Table 2 shows the number of full-set features before feature selection and the number of features selected by the CFS measure and the mRMR measure (Table 1 shows which features were selected). Table 3 and Table 4 summarize the detection rate as well as the false positive rate of four different classifiers performed on the CSIC 2010 dataset and the ECML/PKDD 2007 dataset, respectively.

Table 2. Full-set features and the number of selected features

Data Set	Full-set	CFS	mRMR
CSIC 2010	30	11	14
ECML/PKDD 2007	30	2	6

Table 3. Experimental results on the CSIC 2010 dataset

Classifiers	Detection rate			False Positive Rate
	Full-set	CFS	mRMR	Full-set	CFS	mRMR
C4.5	94.49	94.06	79.80	5.9	6.8	25.7
CART	94.12	93.71	79.85	6.2	6.8	25.3
Random Tree	92.30	92.70	71.36	8.3	7.8	30.6
Random Forest	93.71	93.68	71.70	7.2	7.2	30.5
Average	93.65	93.53	75.67	6.9	7.1	28

Table 4. Experimental results on the ECML/PKDD 2007 dataset

Classifiers	Detection rate			False Positive Rate
	Full-set	CFS	mRMR	Full-set	CFS	mRMR
C4.5	96.37	86.45	91.62	3.7	17.6	9.9
CART	96.11	86.45	91.54	4.3	17.6	10
Random Tree	96.89	86.39	93.41	2.6	17.7	6.4
Random Forest	98.80	86.39	95.18	1.2	17.7	5.0
Average	97.04	86.42	92.93	2.95	17.6	7.8

It can be observed from Table 2 and Table 3 that the CFS measure performed well on the CSIC 2010 dataset and gave better results than the mRMR measure. In fact, the CFS measure removed the number of irrelevant and redundant features from the data-set by more than 63%, while reducing very slightly (only 0.12%) the detection accuracy. In this case, the mRMR measure gave much worse results in comparison with the full-set features.

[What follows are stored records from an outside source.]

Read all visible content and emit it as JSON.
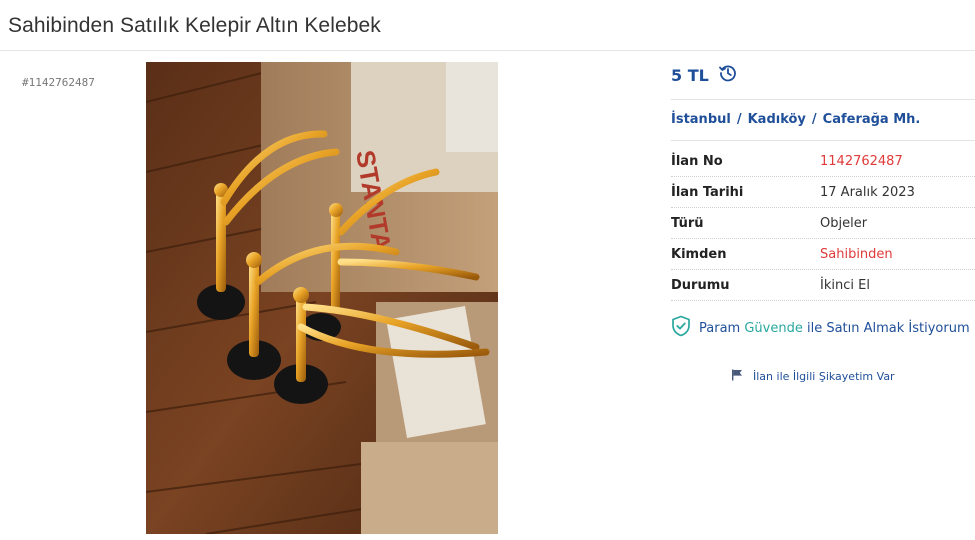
{
  "listing": {
    "title": "Sahibinden Satılık Kelepir Altın Kelebek",
    "id_label": "#1142762487",
    "photo_alt": "Altın kelebek ödülleri"
  },
  "price": {
    "amount": "5 TL",
    "history_icon": "price-history-icon"
  },
  "location": {
    "city": "İstanbul",
    "district": "Kadıköy",
    "neighborhood": "Caferağa Mh.",
    "separator": "/"
  },
  "details": [
    {
      "label": "İlan No",
      "value": "1142762487",
      "color": "#e03a3a"
    },
    {
      "label": "İlan Tarihi",
      "value": "17 Aralık 2023",
      "color": "#333333"
    },
    {
      "label": "Türü",
      "value": "Objeler",
      "color": "#333333"
    },
    {
      "label": "Kimden",
      "value": "Sahibinden",
      "color": "#e03a3a"
    },
    {
      "label": "Durumu",
      "value": "İkinci El",
      "color": "#333333"
    }
  ],
  "secure_payment": {
    "brand_1": "Param ",
    "brand_2": "Güvende",
    "rest": " ile Satın Almak İstiyorum",
    "icon": "shield-check-icon"
  },
  "complaint": {
    "label": "İlan ile İlgili Şikayetim Var",
    "icon": "flag-icon"
  },
  "colors": {
    "link_blue": "#1f4f99",
    "accent_red": "#e03a3a",
    "teal": "#2aa8a0"
  }
}
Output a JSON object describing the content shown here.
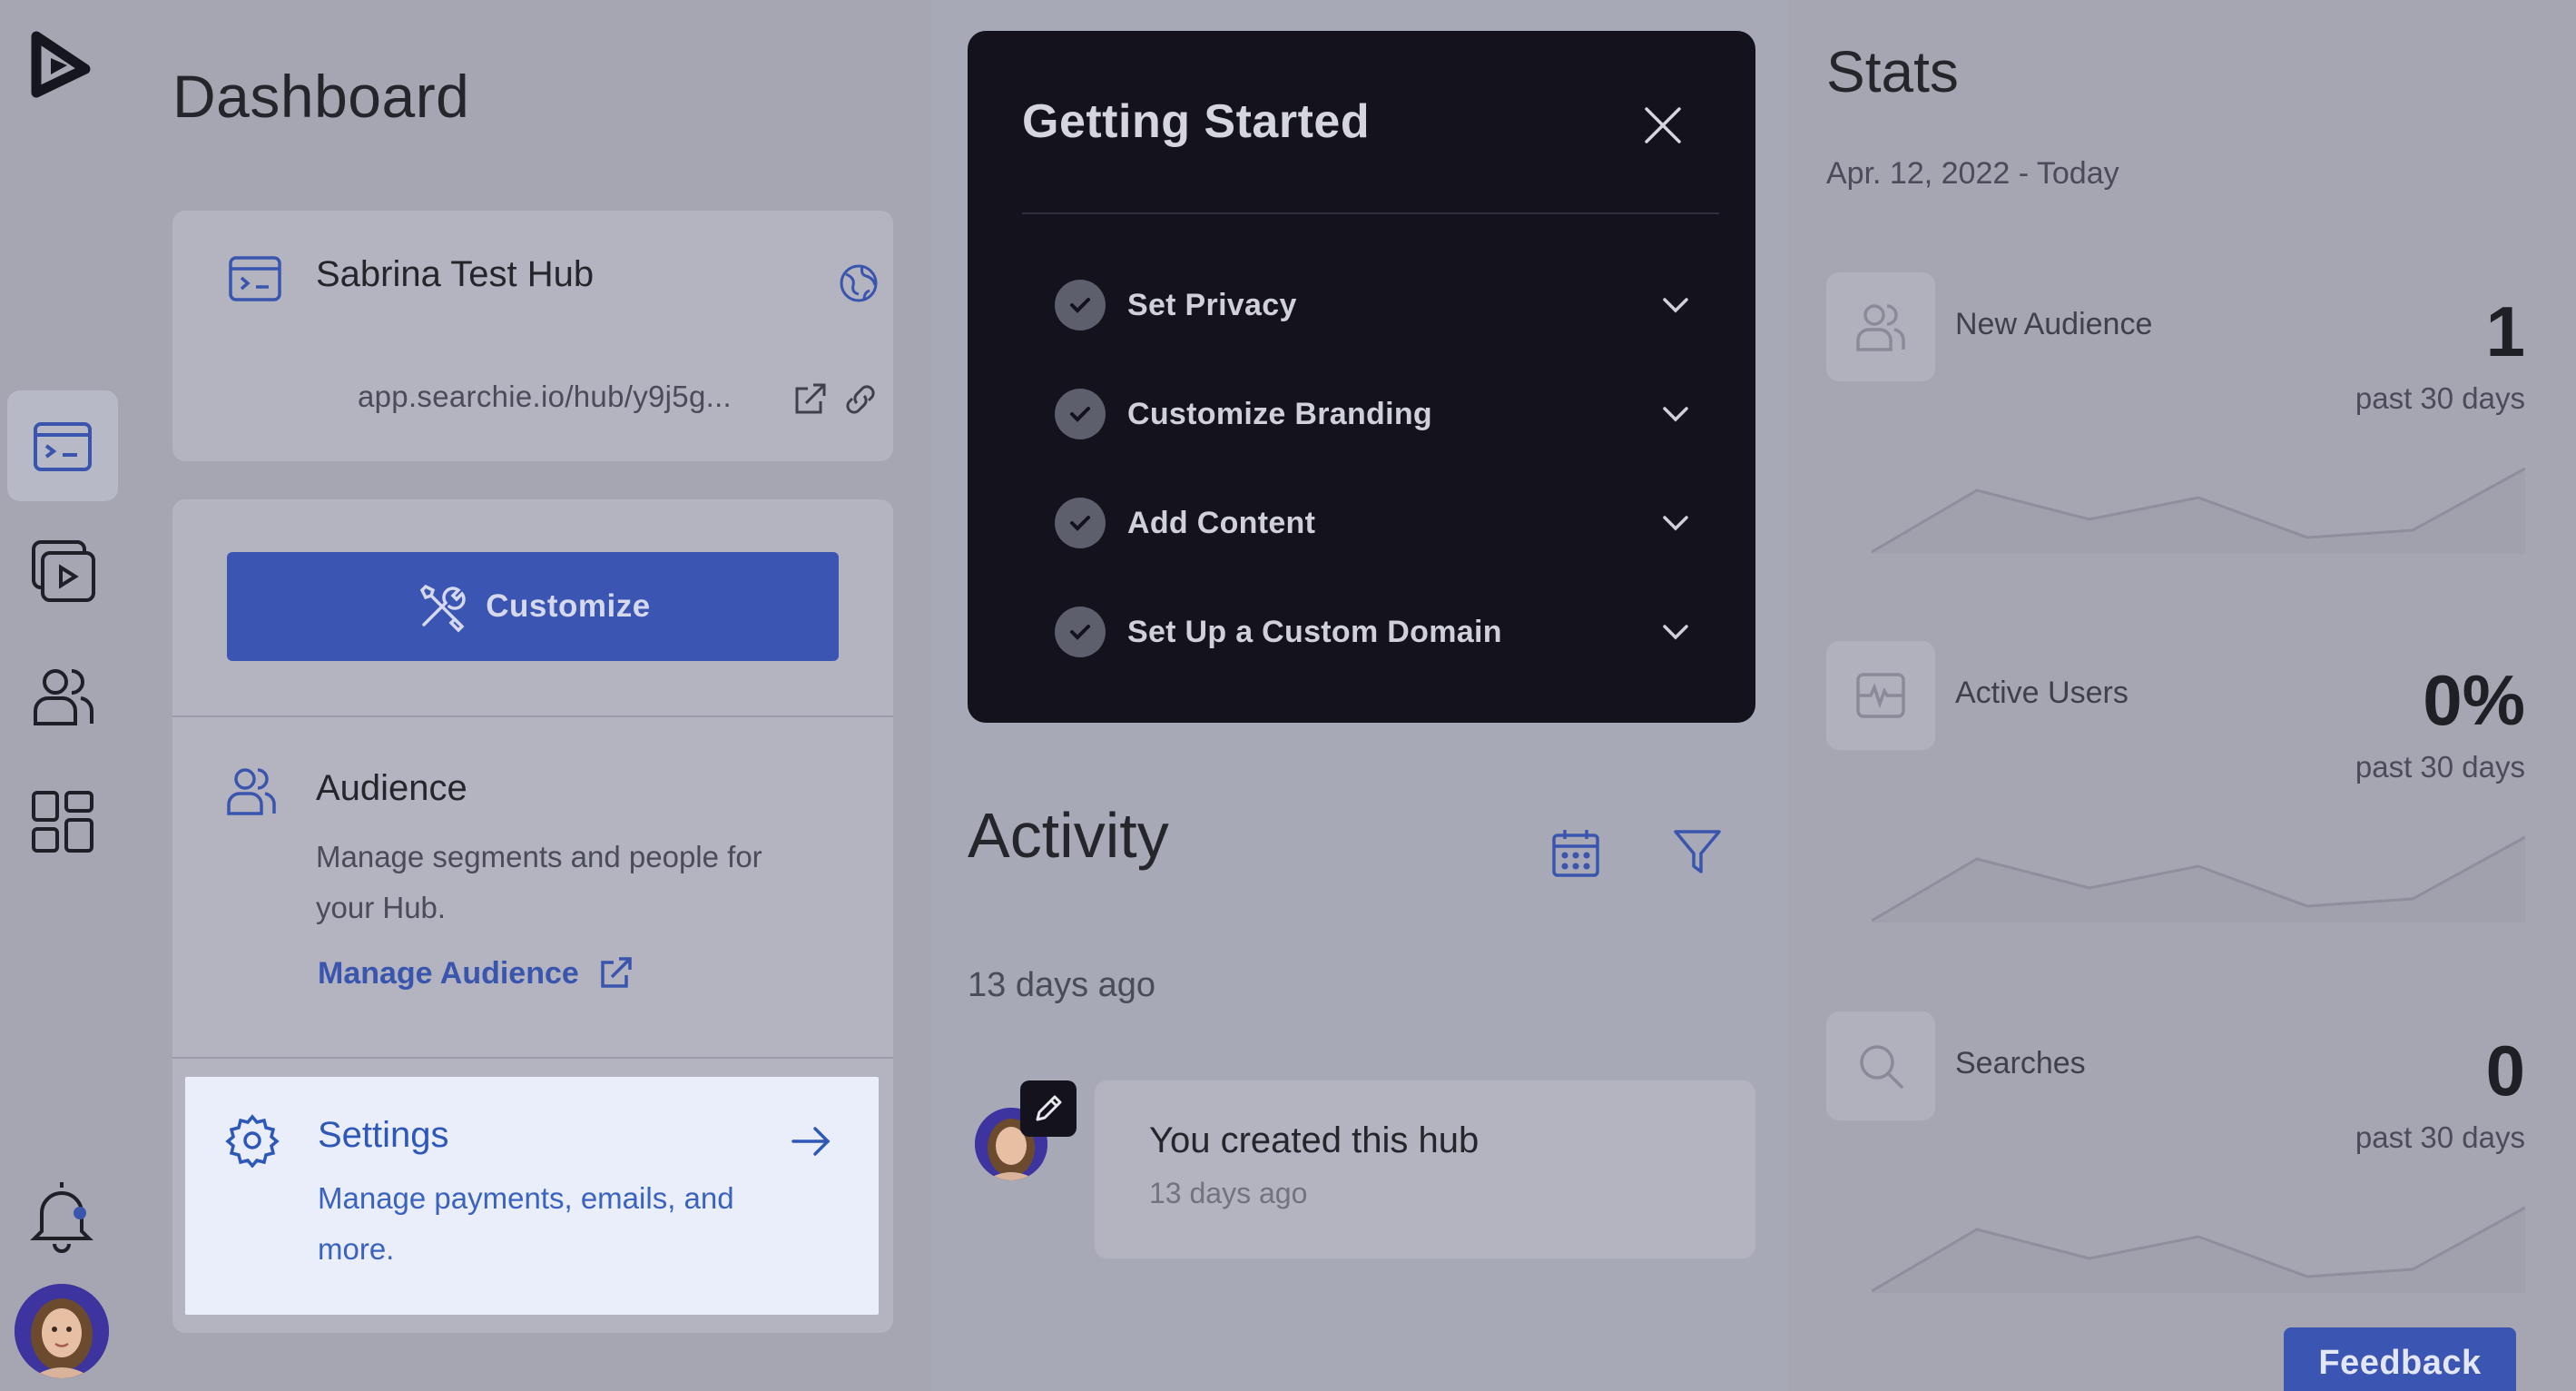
{
  "colors": {
    "accent": "#3b55b3",
    "link": "#3a55ad",
    "panel_dark": "#13121d",
    "settings_bg": "#eaedfa"
  },
  "rail": {
    "logo": "app-logo",
    "items": [
      {
        "icon": "hub-icon",
        "active": true
      },
      {
        "icon": "media-library-icon",
        "active": false
      },
      {
        "icon": "audience-icon",
        "active": false
      },
      {
        "icon": "apps-grid-icon",
        "active": false
      }
    ],
    "bell_icon": "notification-bell-icon",
    "avatar": "user-avatar"
  },
  "dashboard": {
    "title": "Dashboard",
    "hub": {
      "name": "Sabrina Test Hub",
      "url": "app.searchie.io/hub/y9j5g..."
    },
    "customize_label": "Customize",
    "audience": {
      "title": "Audience",
      "description": "Manage segments and people for your Hub.",
      "link_label": "Manage Audience"
    },
    "settings": {
      "title": "Settings",
      "description": "Manage payments, emails, and more."
    }
  },
  "getting_started": {
    "title": "Getting Started",
    "items": [
      {
        "label": "Set Privacy",
        "done": true
      },
      {
        "label": "Customize Branding",
        "done": true
      },
      {
        "label": "Add Content",
        "done": true
      },
      {
        "label": "Set Up a Custom Domain",
        "done": true
      }
    ]
  },
  "activity": {
    "title": "Activity",
    "group_date": "13 days ago",
    "entries": [
      {
        "text": "You created this hub",
        "time": "13 days ago"
      }
    ]
  },
  "stats": {
    "title": "Stats",
    "range": "Apr. 12, 2022 - Today",
    "items": [
      {
        "name": "New Audience",
        "value": "1",
        "period": "past 30 days",
        "icon": "users-icon"
      },
      {
        "name": "Active Users",
        "value": "0%",
        "period": "past 30 days",
        "icon": "activity-pulse-icon"
      },
      {
        "name": "Searches",
        "value": "0",
        "period": "past 30 days",
        "icon": "search-icon"
      }
    ]
  },
  "feedback_label": "Feedback"
}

From Table 2 and Table 4, it can be seen that the mRMR measure removed 80% of irrelevant and redundant features from the ECML/PKDD 2007 dataset, whereas the detection accuracies were a bit lower than the ones obtained with the full-set feature. The CFS measure did not work well in this case.

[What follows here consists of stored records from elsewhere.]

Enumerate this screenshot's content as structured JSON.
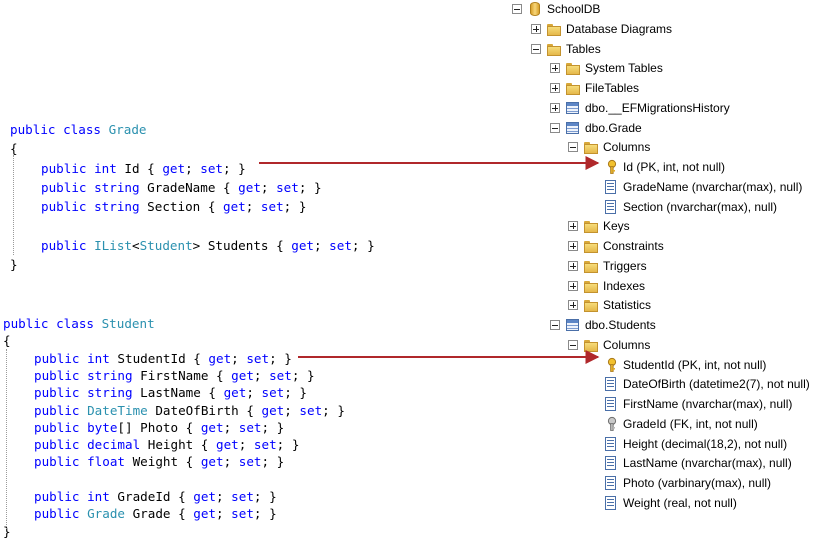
{
  "code": {
    "grade_class": [
      [
        [
          "kw",
          "public class "
        ],
        [
          "ty",
          "Grade"
        ]
      ],
      [
        [
          "",
          "{"
        ]
      ],
      [
        [
          "kw",
          "public int "
        ],
        [
          "",
          "Id { "
        ],
        [
          "kw",
          "get"
        ],
        [
          "",
          "; "
        ],
        [
          "kw",
          "set"
        ],
        [
          "",
          "; }"
        ]
      ],
      [
        [
          "kw",
          "public string "
        ],
        [
          "",
          "GradeName { "
        ],
        [
          "kw",
          "get"
        ],
        [
          "",
          "; "
        ],
        [
          "kw",
          "set"
        ],
        [
          "",
          "; }"
        ]
      ],
      [
        [
          "kw",
          "public string "
        ],
        [
          "",
          "Section { "
        ],
        [
          "kw",
          "get"
        ],
        [
          "",
          "; "
        ],
        [
          "kw",
          "set"
        ],
        [
          "",
          "; }"
        ]
      ],
      [],
      [
        [
          "kw",
          "public "
        ],
        [
          "ty",
          "IList"
        ],
        [
          "",
          "<"
        ],
        [
          "ty",
          "Student"
        ],
        [
          "",
          "> Students { "
        ],
        [
          "kw",
          "get"
        ],
        [
          "",
          "; "
        ],
        [
          "kw",
          "set"
        ],
        [
          "",
          "; }"
        ]
      ],
      [
        [
          "",
          "}"
        ]
      ]
    ],
    "student_class": [
      [
        [
          "kw",
          "public class "
        ],
        [
          "ty",
          "Student"
        ]
      ],
      [
        [
          "",
          "{"
        ]
      ],
      [
        [
          "kw",
          "public int "
        ],
        [
          "",
          "StudentId { "
        ],
        [
          "kw",
          "get"
        ],
        [
          "",
          "; "
        ],
        [
          "kw",
          "set"
        ],
        [
          "",
          "; }"
        ]
      ],
      [
        [
          "kw",
          "public string "
        ],
        [
          "",
          "FirstName { "
        ],
        [
          "kw",
          "get"
        ],
        [
          "",
          "; "
        ],
        [
          "kw",
          "set"
        ],
        [
          "",
          "; }"
        ]
      ],
      [
        [
          "kw",
          "public string "
        ],
        [
          "",
          "LastName { "
        ],
        [
          "kw",
          "get"
        ],
        [
          "",
          "; "
        ],
        [
          "kw",
          "set"
        ],
        [
          "",
          "; }"
        ]
      ],
      [
        [
          "kw",
          "public "
        ],
        [
          "ty",
          "DateTime"
        ],
        [
          "",
          " DateOfBirth { "
        ],
        [
          "kw",
          "get"
        ],
        [
          "",
          "; "
        ],
        [
          "kw",
          "set"
        ],
        [
          "",
          "; }"
        ]
      ],
      [
        [
          "kw",
          "public byte"
        ],
        [
          "",
          "[] Photo { "
        ],
        [
          "kw",
          "get"
        ],
        [
          "",
          "; "
        ],
        [
          "kw",
          "set"
        ],
        [
          "",
          "; }"
        ]
      ],
      [
        [
          "kw",
          "public decimal "
        ],
        [
          "",
          "Height { "
        ],
        [
          "kw",
          "get"
        ],
        [
          "",
          "; "
        ],
        [
          "kw",
          "set"
        ],
        [
          "",
          "; }"
        ]
      ],
      [
        [
          "kw",
          "public float "
        ],
        [
          "",
          "Weight { "
        ],
        [
          "kw",
          "get"
        ],
        [
          "",
          "; "
        ],
        [
          "kw",
          "set"
        ],
        [
          "",
          "; }"
        ]
      ],
      [],
      [
        [
          "kw",
          "public int "
        ],
        [
          "",
          "GradeId { "
        ],
        [
          "kw",
          "get"
        ],
        [
          "",
          "; "
        ],
        [
          "kw",
          "set"
        ],
        [
          "",
          "; }"
        ]
      ],
      [
        [
          "kw",
          "public "
        ],
        [
          "ty",
          "Grade"
        ],
        [
          "",
          " Grade { "
        ],
        [
          "kw",
          "get"
        ],
        [
          "",
          "; "
        ],
        [
          "kw",
          "set"
        ],
        [
          "",
          "; }"
        ]
      ],
      [
        [
          "",
          "}"
        ]
      ]
    ]
  },
  "tree": [
    {
      "label": "SchoolDB",
      "icon": "database-icon",
      "expander": "minus",
      "level": 0
    },
    {
      "label": "Database Diagrams",
      "icon": "folder-icon",
      "expander": "plus",
      "level": 1
    },
    {
      "label": "Tables",
      "icon": "folder-icon",
      "expander": "minus",
      "level": 1
    },
    {
      "label": "System Tables",
      "icon": "folder-icon",
      "expander": "plus",
      "level": 2
    },
    {
      "label": "FileTables",
      "icon": "folder-icon",
      "expander": "plus",
      "level": 2
    },
    {
      "label": "dbo.__EFMigrationsHistory",
      "icon": "table-icon",
      "expander": "plus",
      "level": 2
    },
    {
      "label": "dbo.Grade",
      "icon": "table-icon",
      "expander": "minus",
      "level": 2
    },
    {
      "label": "Columns",
      "icon": "folder-icon",
      "expander": "minus",
      "level": 3
    },
    {
      "label": "Id (PK, int, not null)",
      "icon": "primary-key-icon",
      "expander": "none",
      "level": 4
    },
    {
      "label": "GradeName (nvarchar(max), null)",
      "icon": "column-icon",
      "expander": "none",
      "level": 4
    },
    {
      "label": "Section (nvarchar(max), null)",
      "icon": "column-icon",
      "expander": "none",
      "level": 4
    },
    {
      "label": "Keys",
      "icon": "folder-icon",
      "expander": "plus",
      "level": 3
    },
    {
      "label": "Constraints",
      "icon": "folder-icon",
      "expander": "plus",
      "level": 3
    },
    {
      "label": "Triggers",
      "icon": "folder-icon",
      "expander": "plus",
      "level": 3
    },
    {
      "label": "Indexes",
      "icon": "folder-icon",
      "expander": "plus",
      "level": 3
    },
    {
      "label": "Statistics",
      "icon": "folder-icon",
      "expander": "plus",
      "level": 3
    },
    {
      "label": "dbo.Students",
      "icon": "table-icon",
      "expander": "minus",
      "level": 2
    },
    {
      "label": "Columns",
      "icon": "folder-icon",
      "expander": "minus",
      "level": 3
    },
    {
      "label": "StudentId (PK, int, not null)",
      "icon": "primary-key-icon",
      "expander": "none",
      "level": 4
    },
    {
      "label": "DateOfBirth (datetime2(7), not null)",
      "icon": "column-icon",
      "expander": "none",
      "level": 4
    },
    {
      "label": "FirstName (nvarchar(max), null)",
      "icon": "column-icon",
      "expander": "none",
      "level": 4
    },
    {
      "label": "GradeId (FK, int, not null)",
      "icon": "foreign-key-icon",
      "expander": "none",
      "level": 4
    },
    {
      "label": "Height (decimal(18,2), not null)",
      "icon": "column-icon",
      "expander": "none",
      "level": 4
    },
    {
      "label": "LastName (nvarchar(max), null)",
      "icon": "column-icon",
      "expander": "none",
      "level": 4
    },
    {
      "label": "Photo (varbinary(max), null)",
      "icon": "column-icon",
      "expander": "none",
      "level": 4
    },
    {
      "label": "Weight (real, not null)",
      "icon": "column-icon",
      "expander": "none",
      "level": 4
    }
  ],
  "colors": {
    "keyword": "#0000ff",
    "type": "#2b91af",
    "arrow": "#b0282b"
  }
}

Therefore, based on all these experiments we can say that the effectiveness of WAFs would be improved by choosing and using appropriate feature selection methods of the GeFS measure.

Conclusions

We have proposed to use the generic feature selection (GeFS) measure for Web attack detection. We analyzed statistical properties of the new generated CSIC 2010 dataset and the ECML/PKDD 2007 dataset. Based on this analysis, the CFS measure and the mRMR measure were chosen for selecting features from the CSIC 2010 dataset and the ECML/PKDD 2007 dataset, respectively. The detection accuracies obtained after the feature selection by means of four different classifiers were tested. The experiments show that by choosing appropriate instances of the GeFS measure, we could remove 63% of irrelevant and redundant features from the original dataset, while reducing only 0.12% the detection accuracy of WAFs.